Это очень близко к мыслям Эразма Роттердамского в «Похвале глупости», хотя автор комментария вряд ли ее читал. Это говорит о том, что смена средневекового смеха ренессансным протекала самопроизвольно, как естественный процесс. Сначала с центростремительного на центробежное сменилось направление «смехового вектора». Потом была скомпрометирована религиозная концепция веселья. Окончательный удар нанес ей Петр. В качестве протодьякона и «всешутейшего собора», и «Великобританского монастыря» он, так сказать, лечил подобное подобным. Петр был «антииереем» веселья и в известном смысле наследовал скоморохам (сквернословие в текстах, касающихся «всешутейшего собора» и правленных рукою Петра, сродни скоморошьей эсхрологии — только без ритуального оттенка).

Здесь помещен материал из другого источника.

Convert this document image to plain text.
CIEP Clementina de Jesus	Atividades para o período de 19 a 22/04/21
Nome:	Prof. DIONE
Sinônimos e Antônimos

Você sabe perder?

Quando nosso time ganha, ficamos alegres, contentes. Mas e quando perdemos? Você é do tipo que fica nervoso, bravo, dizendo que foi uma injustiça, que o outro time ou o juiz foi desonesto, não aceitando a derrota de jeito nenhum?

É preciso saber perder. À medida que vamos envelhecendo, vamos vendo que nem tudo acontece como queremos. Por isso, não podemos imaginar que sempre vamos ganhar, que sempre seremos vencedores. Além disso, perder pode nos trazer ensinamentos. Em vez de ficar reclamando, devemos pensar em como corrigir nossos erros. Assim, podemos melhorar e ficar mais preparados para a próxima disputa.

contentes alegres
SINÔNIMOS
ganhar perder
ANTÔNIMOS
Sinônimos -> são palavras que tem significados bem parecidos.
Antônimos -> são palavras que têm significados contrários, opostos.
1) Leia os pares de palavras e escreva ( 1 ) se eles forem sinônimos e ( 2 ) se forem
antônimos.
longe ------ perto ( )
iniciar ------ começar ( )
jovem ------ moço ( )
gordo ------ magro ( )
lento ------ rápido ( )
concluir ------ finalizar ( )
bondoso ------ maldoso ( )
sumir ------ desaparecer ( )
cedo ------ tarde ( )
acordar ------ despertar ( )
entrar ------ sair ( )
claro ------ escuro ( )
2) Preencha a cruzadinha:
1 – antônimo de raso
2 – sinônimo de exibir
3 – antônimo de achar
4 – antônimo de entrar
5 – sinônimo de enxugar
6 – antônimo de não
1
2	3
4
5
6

Вторая инвариантная черта обеих петровских институций — обилие западнических элементов (таких, как папа, кардиналы, Бахус, Венус и т. п.). Это ставит «собор» и «монастырь» в ряд с европеизмом Петра, с флотом, с чужеземным названием новой столицы, с коллегиями, новыми военными и статскими чинами. У «реформы веселья» были не только «вещественные» прообразы (вроде английского клуба безбожников или двора Августа Сильного), но также идеологические импульсы, даже учебные пособия.
Задавшись целью представить себе европейский культурный канон, т. е. средний, расхожий уровень западной мысли, мы неизбежно приходим к энциклопедиям. Они лучше всего отражают аксиоматику эпохи, ее «общее мнение», которое в данный момент принимается за истинное. Для людей рубежа XVII–XVIII вв. одной из самых авторитетных была энциклопедия, созданная Иоганном Генрихом Альстедом (Alstedius) еще в 1630 г. Этот грандиозный труд долго не имел себе равных, и сообщаемые им сведения из области искусств считались общеобязательными [см. Tatarkiewicz, 1967, 370–371].
Знания (disciplina) Альстед подразделял на теоретические, или науки (scientia), и созидательные, или искусства (ars). Наполнение обеих рубрик не совпадает с регулами эстетики XX в. Так, в разряд науки зачислялась не только архитектура, но и музыка (scientia bene canendi). Это понятно: музыка искони связывалась с математикой, с числом (вспомним о том, как старинная легенда рассказывает об открытии законов музыки: стоявший у кузницы Пифагор прислушивался к звону стучавших по металлу молотов; их вес составлял пропорцию 6 : 8 : 9. 12; эта пропорция стала основой гармонии). Что до искусств, то у Альстеда оечь идет и о свободных искусствах, и о механических. К последним принадлежат типографское дело, часовое мастерство, изготовление музыкальных инструментов и… живопись (scenographica, или pictura). Почему? Потому что она сродни науке. Художнику надлежит быть сведущим в историографии, дабы совладать с сюжетом, а также в геометрии и перспективе. Живопись бывает двух родов: вульгарная, когда мастер полагается только на глазомер, и точная, изысканная (exquisita), когда он пользуется линейкой и циркулем.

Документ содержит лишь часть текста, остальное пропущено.